頭の中でそんなことを考えているとスッと地面に降ろされた。私を持ち上げた意味を問いただしたい。
「つってもこれは懸念であって、確実なものじゃない。何事もなければそれはそれでいい。その石はお守りにでもしてろ」
「わかりました」
「あぁでも多少は土魔法の練習しとけよ」
「はい。ところで兄さん」
「ん?」
「この魔石……どうしたんですか?」
「獲った」
4人がドン引きしていた。
「師匠が持ってるのは全部自分で獲った魔石ですよ」
魔石は基本的に魔物の身体のどこかにある。それを獲るということはつまり魔物を狩るということだ。
私も山に入った師匠が無傷で魔物を抱えてきたときは流石に引いた。だって無傷! 魔物相手に!! 師匠は丸腰でも魔物より強かった!! 意味がわからないね!! 人間やめてるんじゃないかな!!

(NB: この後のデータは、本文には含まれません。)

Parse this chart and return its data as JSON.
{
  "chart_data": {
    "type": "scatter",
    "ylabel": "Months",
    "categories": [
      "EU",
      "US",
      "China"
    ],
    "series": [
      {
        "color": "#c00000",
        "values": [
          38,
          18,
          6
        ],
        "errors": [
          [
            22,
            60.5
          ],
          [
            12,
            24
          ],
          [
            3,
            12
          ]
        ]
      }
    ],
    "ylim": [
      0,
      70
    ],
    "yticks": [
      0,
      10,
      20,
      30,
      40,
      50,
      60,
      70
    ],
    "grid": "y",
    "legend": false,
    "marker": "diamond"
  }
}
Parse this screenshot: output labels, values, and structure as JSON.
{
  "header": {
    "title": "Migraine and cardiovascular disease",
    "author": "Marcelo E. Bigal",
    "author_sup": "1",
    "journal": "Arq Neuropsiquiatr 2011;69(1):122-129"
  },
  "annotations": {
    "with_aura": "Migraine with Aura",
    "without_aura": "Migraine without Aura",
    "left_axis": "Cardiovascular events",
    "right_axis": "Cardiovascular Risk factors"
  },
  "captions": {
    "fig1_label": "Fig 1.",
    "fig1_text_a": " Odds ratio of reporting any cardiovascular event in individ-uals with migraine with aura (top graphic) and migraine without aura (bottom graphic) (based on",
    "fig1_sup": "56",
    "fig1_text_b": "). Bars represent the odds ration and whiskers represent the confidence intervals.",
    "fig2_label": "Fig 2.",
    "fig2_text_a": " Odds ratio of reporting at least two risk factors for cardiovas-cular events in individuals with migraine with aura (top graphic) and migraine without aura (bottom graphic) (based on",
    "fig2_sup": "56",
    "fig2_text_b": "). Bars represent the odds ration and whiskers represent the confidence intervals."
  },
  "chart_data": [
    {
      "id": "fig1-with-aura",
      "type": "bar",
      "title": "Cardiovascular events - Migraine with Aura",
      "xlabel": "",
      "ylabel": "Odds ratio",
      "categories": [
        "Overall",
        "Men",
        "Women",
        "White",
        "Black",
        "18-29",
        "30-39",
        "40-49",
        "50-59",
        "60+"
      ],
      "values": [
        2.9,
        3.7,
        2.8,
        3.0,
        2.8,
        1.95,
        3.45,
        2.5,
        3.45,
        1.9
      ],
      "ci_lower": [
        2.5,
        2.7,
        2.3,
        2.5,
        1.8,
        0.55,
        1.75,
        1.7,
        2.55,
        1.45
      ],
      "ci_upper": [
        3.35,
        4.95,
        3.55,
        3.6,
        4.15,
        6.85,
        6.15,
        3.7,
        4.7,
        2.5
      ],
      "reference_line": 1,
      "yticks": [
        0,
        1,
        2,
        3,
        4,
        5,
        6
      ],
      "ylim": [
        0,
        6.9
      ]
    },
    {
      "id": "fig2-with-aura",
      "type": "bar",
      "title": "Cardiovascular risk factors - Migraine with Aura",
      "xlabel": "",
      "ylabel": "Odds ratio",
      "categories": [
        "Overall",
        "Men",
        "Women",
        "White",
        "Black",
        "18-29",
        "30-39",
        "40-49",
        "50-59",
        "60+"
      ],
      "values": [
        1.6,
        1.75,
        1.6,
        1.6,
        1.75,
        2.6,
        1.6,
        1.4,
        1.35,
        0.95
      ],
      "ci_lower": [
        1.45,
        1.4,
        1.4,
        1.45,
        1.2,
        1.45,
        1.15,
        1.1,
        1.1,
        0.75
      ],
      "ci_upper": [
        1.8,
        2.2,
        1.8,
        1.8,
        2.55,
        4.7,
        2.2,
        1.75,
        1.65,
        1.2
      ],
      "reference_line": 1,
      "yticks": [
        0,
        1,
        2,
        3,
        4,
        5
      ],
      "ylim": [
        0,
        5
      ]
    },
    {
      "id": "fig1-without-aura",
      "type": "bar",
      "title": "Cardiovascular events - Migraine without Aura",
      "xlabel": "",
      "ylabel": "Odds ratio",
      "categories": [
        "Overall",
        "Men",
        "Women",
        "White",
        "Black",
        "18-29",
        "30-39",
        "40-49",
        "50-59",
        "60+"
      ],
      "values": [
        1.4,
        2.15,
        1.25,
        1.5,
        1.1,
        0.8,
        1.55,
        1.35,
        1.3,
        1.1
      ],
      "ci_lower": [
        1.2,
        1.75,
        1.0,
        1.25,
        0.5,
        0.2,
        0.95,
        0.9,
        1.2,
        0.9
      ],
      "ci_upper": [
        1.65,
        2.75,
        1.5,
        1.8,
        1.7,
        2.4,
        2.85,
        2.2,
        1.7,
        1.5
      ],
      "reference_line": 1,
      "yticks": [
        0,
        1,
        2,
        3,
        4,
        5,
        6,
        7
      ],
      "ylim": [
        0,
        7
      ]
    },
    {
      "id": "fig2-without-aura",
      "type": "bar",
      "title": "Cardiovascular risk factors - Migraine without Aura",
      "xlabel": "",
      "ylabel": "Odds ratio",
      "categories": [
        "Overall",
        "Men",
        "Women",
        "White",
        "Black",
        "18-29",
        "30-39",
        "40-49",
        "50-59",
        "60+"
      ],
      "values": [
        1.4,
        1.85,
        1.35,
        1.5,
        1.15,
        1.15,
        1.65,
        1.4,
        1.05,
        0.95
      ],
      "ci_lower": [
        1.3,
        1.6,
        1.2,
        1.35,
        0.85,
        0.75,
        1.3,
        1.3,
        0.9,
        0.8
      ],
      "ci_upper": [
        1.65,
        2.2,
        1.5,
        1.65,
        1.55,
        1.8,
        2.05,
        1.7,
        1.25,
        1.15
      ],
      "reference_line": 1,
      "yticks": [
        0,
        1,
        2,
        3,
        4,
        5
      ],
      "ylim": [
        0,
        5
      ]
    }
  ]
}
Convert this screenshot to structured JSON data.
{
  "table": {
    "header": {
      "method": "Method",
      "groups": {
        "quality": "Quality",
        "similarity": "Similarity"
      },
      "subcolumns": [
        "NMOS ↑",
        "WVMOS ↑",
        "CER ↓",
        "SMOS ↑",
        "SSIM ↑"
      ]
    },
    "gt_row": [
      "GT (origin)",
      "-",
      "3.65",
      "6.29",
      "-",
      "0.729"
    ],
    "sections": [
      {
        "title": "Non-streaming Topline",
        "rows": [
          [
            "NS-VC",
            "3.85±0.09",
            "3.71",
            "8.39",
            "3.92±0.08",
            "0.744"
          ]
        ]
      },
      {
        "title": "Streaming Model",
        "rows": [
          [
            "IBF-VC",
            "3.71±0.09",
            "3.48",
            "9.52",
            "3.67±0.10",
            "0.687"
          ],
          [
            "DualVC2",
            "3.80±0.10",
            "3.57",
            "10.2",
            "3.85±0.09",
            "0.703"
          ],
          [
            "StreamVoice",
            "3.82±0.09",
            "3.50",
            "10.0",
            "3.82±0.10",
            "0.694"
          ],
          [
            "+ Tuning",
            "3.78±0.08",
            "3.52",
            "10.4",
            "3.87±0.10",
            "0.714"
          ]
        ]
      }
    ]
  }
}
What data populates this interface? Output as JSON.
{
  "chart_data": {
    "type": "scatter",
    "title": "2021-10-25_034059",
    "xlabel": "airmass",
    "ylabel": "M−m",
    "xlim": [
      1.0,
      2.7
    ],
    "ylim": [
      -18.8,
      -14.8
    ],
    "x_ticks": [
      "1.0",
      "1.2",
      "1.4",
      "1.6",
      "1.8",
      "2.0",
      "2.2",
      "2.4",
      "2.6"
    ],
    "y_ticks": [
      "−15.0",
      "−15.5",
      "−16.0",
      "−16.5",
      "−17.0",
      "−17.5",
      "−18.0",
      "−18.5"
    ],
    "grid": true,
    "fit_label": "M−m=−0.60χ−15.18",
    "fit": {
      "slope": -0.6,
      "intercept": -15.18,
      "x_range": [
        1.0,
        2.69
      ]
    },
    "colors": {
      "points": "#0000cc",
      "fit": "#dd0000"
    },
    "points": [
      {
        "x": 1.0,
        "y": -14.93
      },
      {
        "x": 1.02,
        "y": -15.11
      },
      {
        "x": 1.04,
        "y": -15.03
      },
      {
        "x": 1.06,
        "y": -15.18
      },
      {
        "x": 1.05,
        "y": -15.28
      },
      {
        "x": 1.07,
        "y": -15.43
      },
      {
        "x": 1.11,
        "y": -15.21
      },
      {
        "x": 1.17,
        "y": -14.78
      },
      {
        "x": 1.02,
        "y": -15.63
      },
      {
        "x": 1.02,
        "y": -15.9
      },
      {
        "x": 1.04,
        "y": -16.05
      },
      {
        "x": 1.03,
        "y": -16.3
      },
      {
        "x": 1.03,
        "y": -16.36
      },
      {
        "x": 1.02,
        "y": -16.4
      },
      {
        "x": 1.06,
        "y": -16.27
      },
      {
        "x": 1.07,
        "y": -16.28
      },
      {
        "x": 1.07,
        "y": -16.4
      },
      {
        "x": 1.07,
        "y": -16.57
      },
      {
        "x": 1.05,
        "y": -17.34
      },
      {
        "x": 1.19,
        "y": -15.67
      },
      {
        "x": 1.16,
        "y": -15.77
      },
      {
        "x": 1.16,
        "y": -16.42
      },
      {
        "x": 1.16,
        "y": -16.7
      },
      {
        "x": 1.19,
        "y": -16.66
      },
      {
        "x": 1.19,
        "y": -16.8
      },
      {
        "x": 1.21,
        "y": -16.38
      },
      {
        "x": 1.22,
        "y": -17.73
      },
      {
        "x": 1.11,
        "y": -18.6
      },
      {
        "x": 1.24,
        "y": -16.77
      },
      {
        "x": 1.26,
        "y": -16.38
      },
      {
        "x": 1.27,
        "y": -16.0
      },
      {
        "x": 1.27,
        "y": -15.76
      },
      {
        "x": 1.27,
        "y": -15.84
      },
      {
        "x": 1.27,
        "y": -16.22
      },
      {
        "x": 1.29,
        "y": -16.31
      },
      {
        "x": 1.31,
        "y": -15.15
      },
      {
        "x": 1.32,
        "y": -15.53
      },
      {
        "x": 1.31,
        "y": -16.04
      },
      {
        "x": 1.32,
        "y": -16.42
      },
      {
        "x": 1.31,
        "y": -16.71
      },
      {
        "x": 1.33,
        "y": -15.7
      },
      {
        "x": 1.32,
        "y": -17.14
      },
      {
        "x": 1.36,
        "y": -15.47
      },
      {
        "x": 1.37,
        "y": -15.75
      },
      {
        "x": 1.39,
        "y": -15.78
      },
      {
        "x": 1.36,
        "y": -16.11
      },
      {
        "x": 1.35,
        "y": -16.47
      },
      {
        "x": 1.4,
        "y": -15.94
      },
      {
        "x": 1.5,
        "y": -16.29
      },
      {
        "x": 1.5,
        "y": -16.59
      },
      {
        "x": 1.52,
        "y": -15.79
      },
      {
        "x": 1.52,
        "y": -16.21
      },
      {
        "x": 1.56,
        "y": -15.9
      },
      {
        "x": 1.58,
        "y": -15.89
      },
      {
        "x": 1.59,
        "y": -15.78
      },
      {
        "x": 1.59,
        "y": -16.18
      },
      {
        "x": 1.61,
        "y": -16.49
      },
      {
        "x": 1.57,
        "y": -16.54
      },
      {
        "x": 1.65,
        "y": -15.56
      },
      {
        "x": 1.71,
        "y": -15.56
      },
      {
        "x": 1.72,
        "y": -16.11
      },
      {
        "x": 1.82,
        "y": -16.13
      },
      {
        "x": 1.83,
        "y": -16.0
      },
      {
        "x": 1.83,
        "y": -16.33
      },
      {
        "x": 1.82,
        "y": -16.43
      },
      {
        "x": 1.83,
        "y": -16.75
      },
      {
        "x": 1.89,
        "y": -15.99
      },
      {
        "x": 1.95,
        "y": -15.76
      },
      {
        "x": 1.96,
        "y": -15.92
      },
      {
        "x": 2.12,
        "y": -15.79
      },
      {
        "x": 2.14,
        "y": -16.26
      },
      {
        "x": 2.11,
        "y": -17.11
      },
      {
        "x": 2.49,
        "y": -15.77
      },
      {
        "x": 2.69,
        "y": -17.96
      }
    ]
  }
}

「おいエルベルト、お前はこの間熊を狩ってきただろうが。人のこと言えないからな」
「流石の私でも単独で魔物と対峙はしませんよ」
「えっ……?」
「えっ」
驚いた顔がそっくりである。
「お前……魔物狩らないのか?」
「すみません。私には兄さんみたいな超人的な身体能力も、魔法操作のセンスもないので……」
「熊は倒すのに!?」
「貴方だって小さい頃やったでしょう!? それにあれは不可抗力で……」
「突然襲い掛かってきた熊を少佐が殴り飛ばしてました」
「バルド!?」
殴り飛ばす……。やべえ。兄弟揃って規格外。
「やっぱ兄弟は似るもんだな!」
「うぐぅ……!」
師匠は嬉しそうにして、エルくんはなぜか悔しそうにしている。兄弟仲がよろしいようで。エルくんのそんな顔初めてみたよ。なるほど弟っぽい可愛い。弟属性は良い。天使かよ。
「仲良いわねぇ」
「微笑ましいな」
「なんか二人とも武器持ち出してますけどね……」
「師匠も手加減くらいしますよ、たぶん」
何だかんだ私にだって手加減しているのだ。兄弟喧嘩でもできるだろう。
観戦の体勢に入った私達はニコラが呼びに来るまで師匠とエルくんの兄弟喧嘩を見続けた。私は兄弟喧嘩をしたことがないので新鮮である。これが兄弟喧嘩かぁ。